The VVitch tidak perlu menunggu
waktu lama dalam menunjukkan taring horornya. Belum beranjak sepuluh menit
saja, penonton telah disajikan akan momen yang memberikan petunjuk bila The
VVitch tidak setengah-setengah dalam menebarkan terornya. Ya, siapa saja bisa
menjadi korban kesadisan si penyihir. Setelah momen itu, barulah pergerakan
naskah yang ditulis juga oleh sang sutradara, Robert Eggers, mengajak kita
untuk ‘berkenalan’ dengan keluarga yang mengalami kesialan ini. Bagaimana ayah
mereka yang begitu taat, juga sosok ibu yang rapuh ketika peristiwa pertama
terjadi, juga karakter sentral kita yaitu Thomasin yang begitu dewasa serta
penyabar. Walau tempo nya cukup lambat, tetapi saya sama sekali tidak merasakan
kebosanan karena Robert Eggers tidak lupa untuk memberikan letupan-letupan
konflik kecil pada perkenalan itu. Tentu juga rasa penasaran akan apa yang sebenarnya terjadi pada keluarga tersebut yang membuat penonton untuk bersabar untuk menemukan jawabannya. Dan dari menit ke menit pula lah,
transformasi akan degradasi kepercayaan tiap karakter mulai nampak dan hal itu
terjadi begitu meyakinkan tanpa adanya paksaan. Saya juga menyukai setiap
konflik yang terjadi memiliki sebab-akibat yang jelas, walau memang kehadiran
kelinci hitam di awal-awal film masih menjadi misteri buat saya. Bahkan salah
satu momen paling menegangkan akan film ini disebabkan oleh suatu candaan yang
bahkan menurut saya pada awalnya tidak akan menjadi penunjang plot. Bukti bila
Robert Eggers begitu jeli dalam merangkai ceritanya.
The VVitch itu menyeramkan, itu sudah pasti, namun hebatnya setelah menyaksikan "kesialan" yang menimpa keluarga Michael selama 93 menit, penonton juga merasakan rasa terganggu akan psikis pula. Hal itu tidak terlepas dari atensi penonton yang telah terebut dimana penonton telah merasakan simpati kepada keluarga yang sebenarnya tidak layak menerima segala teror yang ada. Bukan tidak mungkin apabila ada penonton yang terganggu keyakinannya setelah menyaksikan pagelaran horor ini.

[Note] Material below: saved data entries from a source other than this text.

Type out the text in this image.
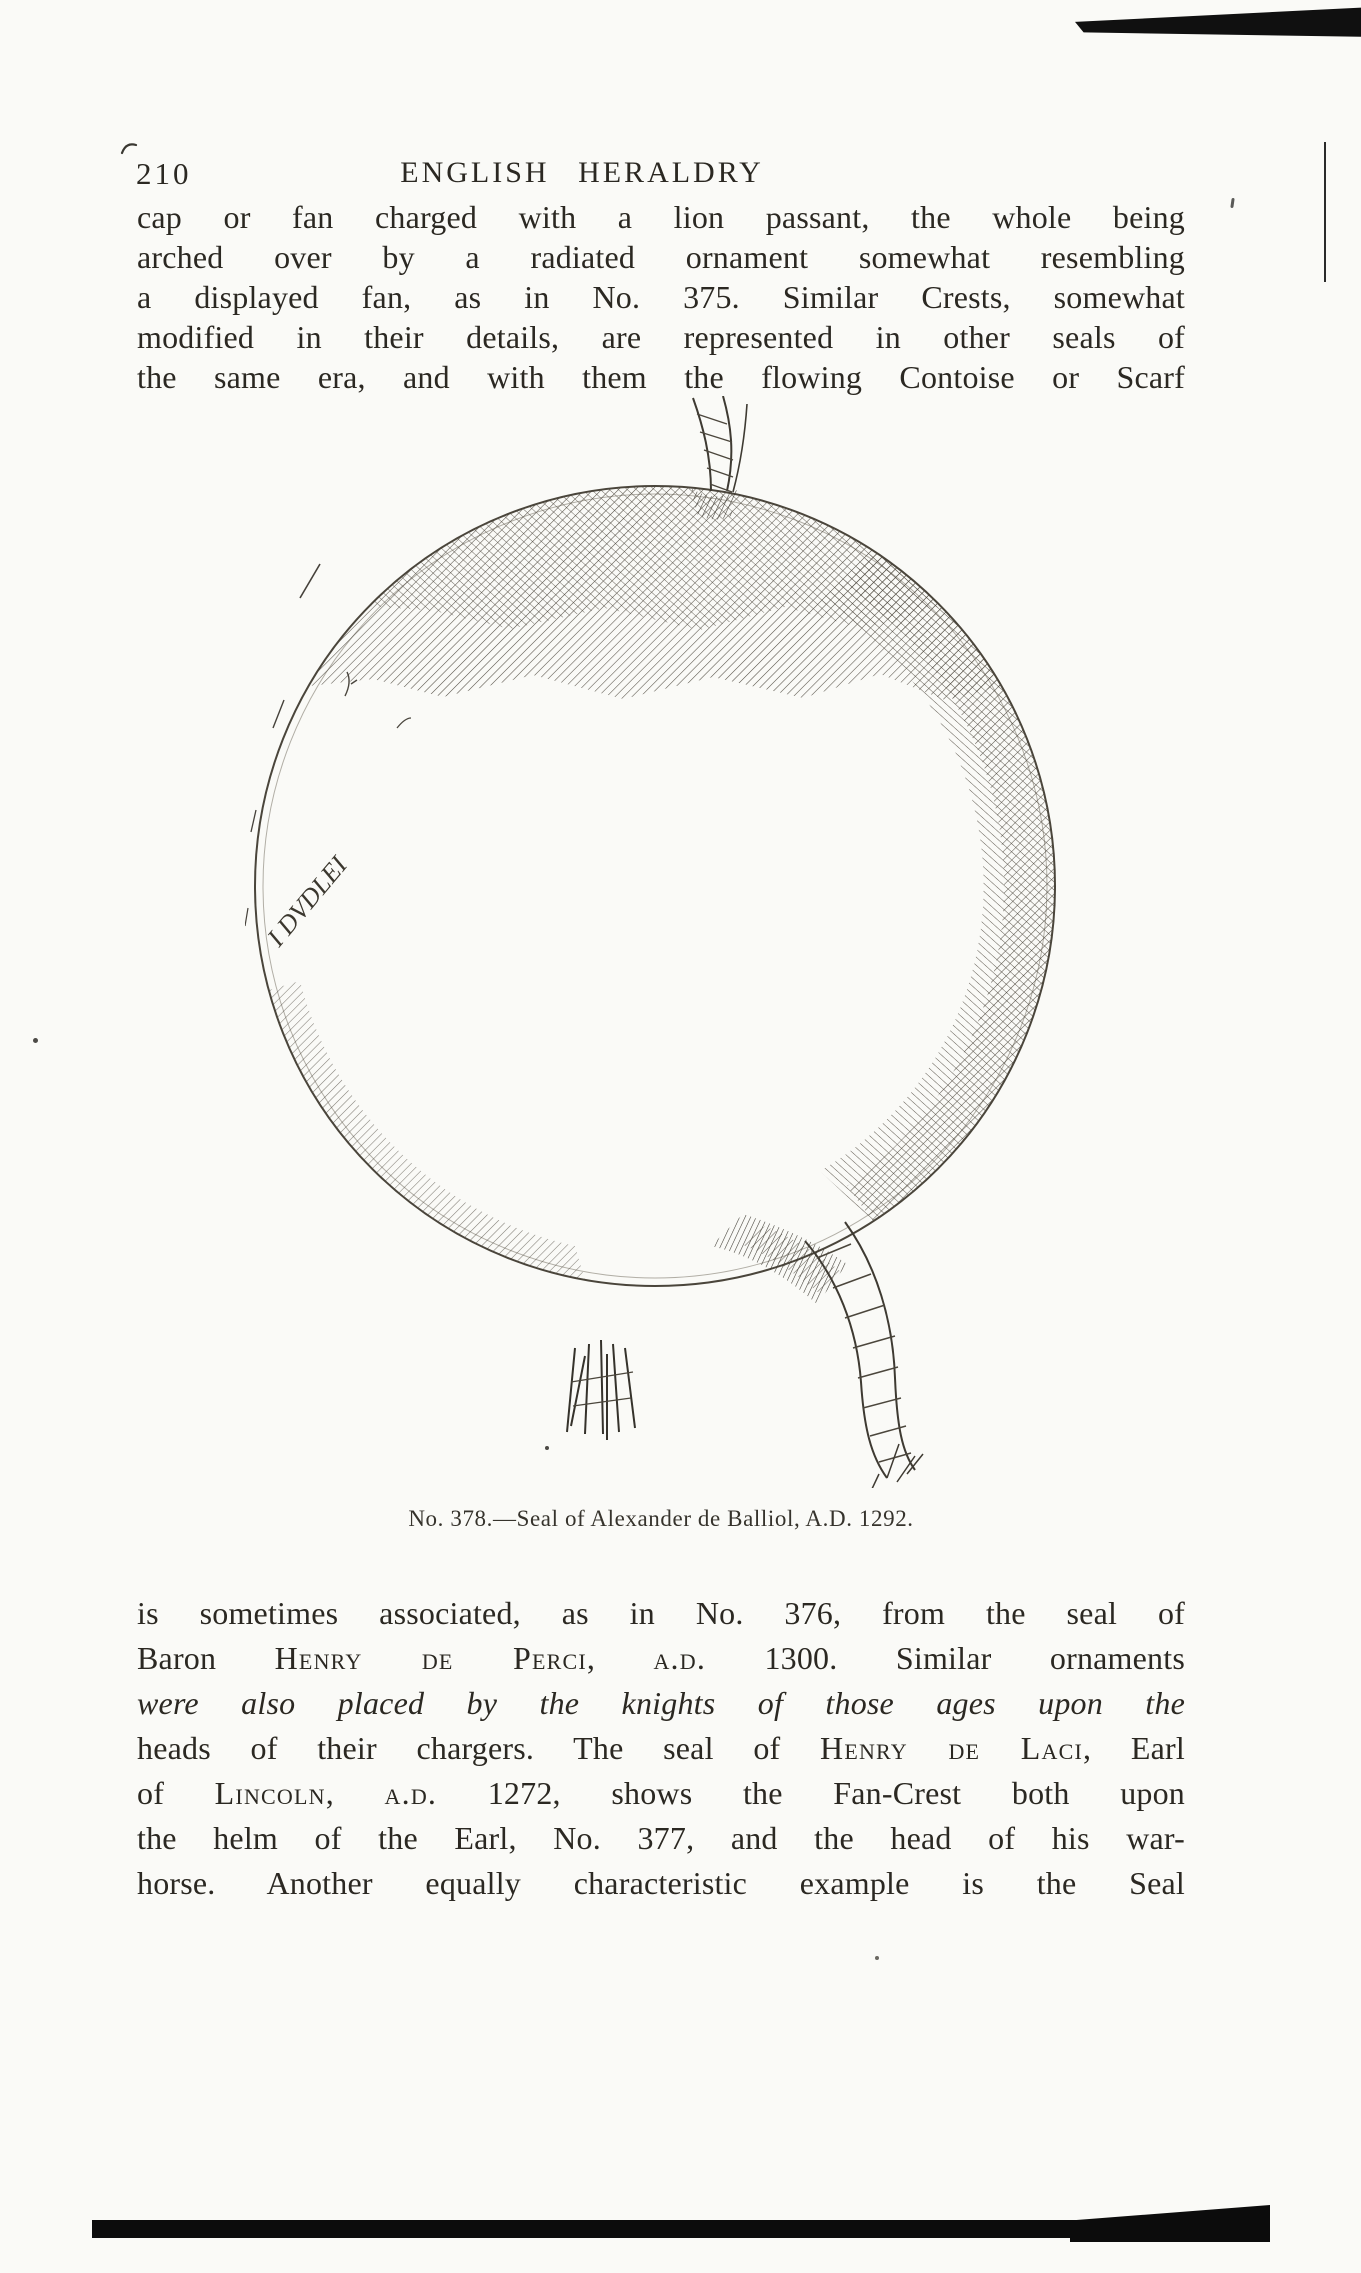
210	ENGLISH HERALDRY
cap or fan charged with a lion passant, the whole being
arched over by a radiated ornament somewhat resembling
a displayed fan, as in No. 375. Similar Crests, somewhat
modified in their details, are represented in other seals of
the same era, and with them the flowing Contoise or Scarf
I DVDLEI
No. 378.—Seal of Alexander de Balliol, A.D. 1292.
is sometimes associated, as in No. 376, from the seal of
Baron Henry de Perci, a.d. 1300. Similar ornaments
were also placed by the knights of those ages upon the
heads of their chargers. The seal of Henry de Laci, Earl
of Lincoln, a.d. 1272, shows the Fan-Crest both upon
the helm of the Earl, No. 377, and the head of his war-
horse. Another equally characteristic example is the Seal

Saya belum pernah mendengar nama
Anya Taylor-Joy, namun melihat apa yang ia tampilkan di film ini, tampaknya
karir Anya sangat cemerlang ke depannya. Seperti yang saya bilang di awal,
Thomasin adalah gadis yang begitu dewasa nan penyabar. Namun, akibat semua
masalah yang seolah disebabkan oleh kehadirannya, tentu Thomasin merasakan
tekanan yang berat dan Anya mampu memberikan performa yang gemilang dalam
menampilkan itu semua. Ekspresi muka nya di menit-menit akhir pun membuat saya
tidak bisa untuk tidak memberikan tepuk tangan untuk aktris muda ini.

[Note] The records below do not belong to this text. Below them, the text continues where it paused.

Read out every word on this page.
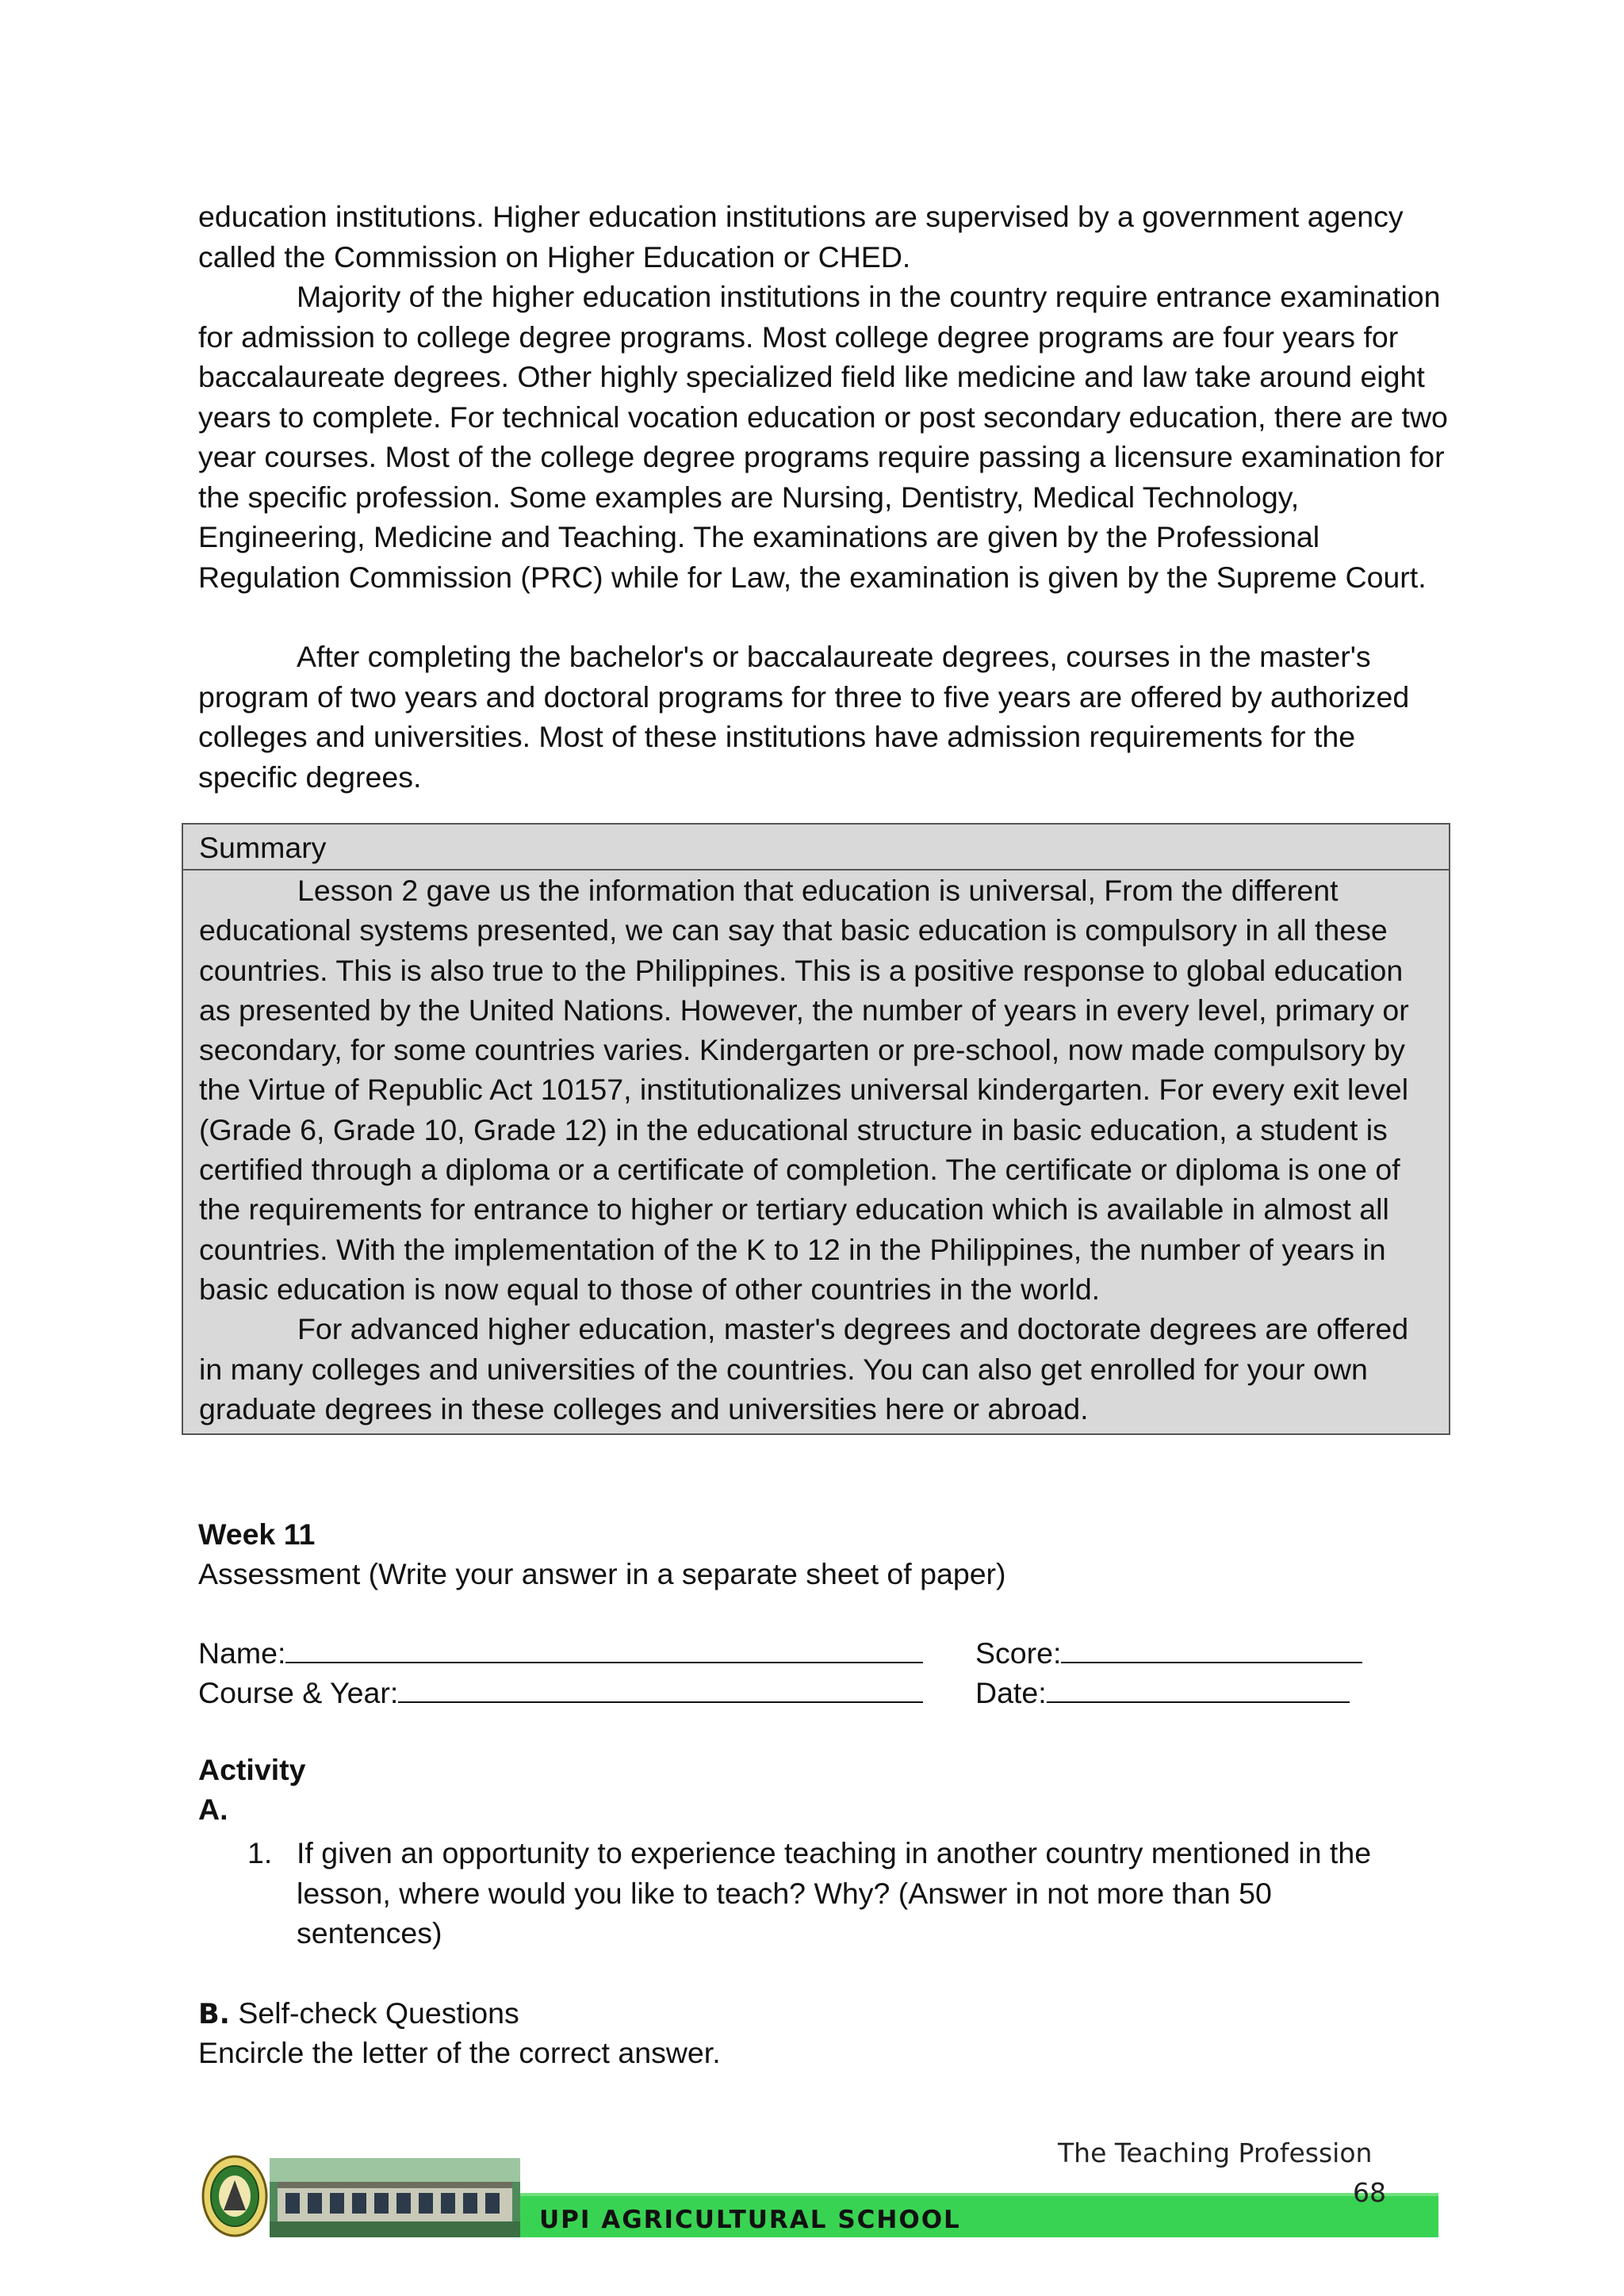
education institutions. Higher education institutions are supervised by a government agency called the Commission on Higher Education or CHED.

Majority of the higher education institutions in the country require entrance examination for admission to college degree programs. Most college degree programs are four years for baccalaureate degrees. Other highly specialized field like medicine and law take around eight years to complete. For technical vocation education or post secondary education, there are two year courses. Most of the college degree programs require passing a licensure examination for the specific profession. Some examples are Nursing, Dentistry, Medical Technology, Engineering, Medicine and Teaching. The examinations are given by the Professional Regulation Commission (PRC) while for Law, the examination is given by the Supreme Court.

After completing the bachelor's or baccalaureate degrees, courses in the master's program of two years and doctoral programs for three to five years are offered by authorized colleges and universities. Most of these institutions have admission requirements for the specific degrees.

Summary

Lesson 2 gave us the information that education is universal, From the different educational systems presented, we can say that basic education is compulsory in all these countries. This is also true to the Philippines. This is a positive response to global education as presented by the United Nations. However, the number of years in every level, primary or secondary, for some countries varies. Kindergarten or pre-school, now made compulsory by the Virtue of Republic Act 10157, institutionalizes universal kindergarten. For every exit level (Grade 6, Grade 10, Grade 12) in the educational structure in basic education, a student is certified through a diploma or a certificate of completion. The certificate or diploma is one of the requirements for entrance to higher or tertiary education which is available in almost all countries. With the implementation of the K to 12 in the Philippines, the number of years in basic education is now equal to those of other countries in the world.

For advanced higher education, master's degrees and doctorate degrees are offered in many colleges and universities of the countries. You can also get enrolled for your own graduate degrees in these colleges and universities here or abroad.

Week 11
Assessment (Write your answer in a separate sheet of paper)
Name:	Score:
Course & Year:	Date:
Activity
A.
1. If given an opportunity to experience teaching in another country mentioned in the lesson, where would you like to teach? Why? (Answer in not more than 50 sentences)

B. Self-check Questions
Encircle the letter of the correct answer.
The Teaching Profession
68
UPI AGRICULTURAL SCHOOL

Didukung dengan production design
yang meyakinkan, scoring yang menghantui juga begitu telitinya sang sutradara
dalam menjahit setiap narasi, The VVitch berhasil menjadi film horor yang mungkin
paling mencekam pada tahun 2016. Lupakan segala hal yang mungkin menurut kita
menggelikan akan penjelasan yang ada pada film ini serta sinopsis yang terasa familiar, The VVitch bukanlah pilihan
yang tepat untuk menonton pada malam hari.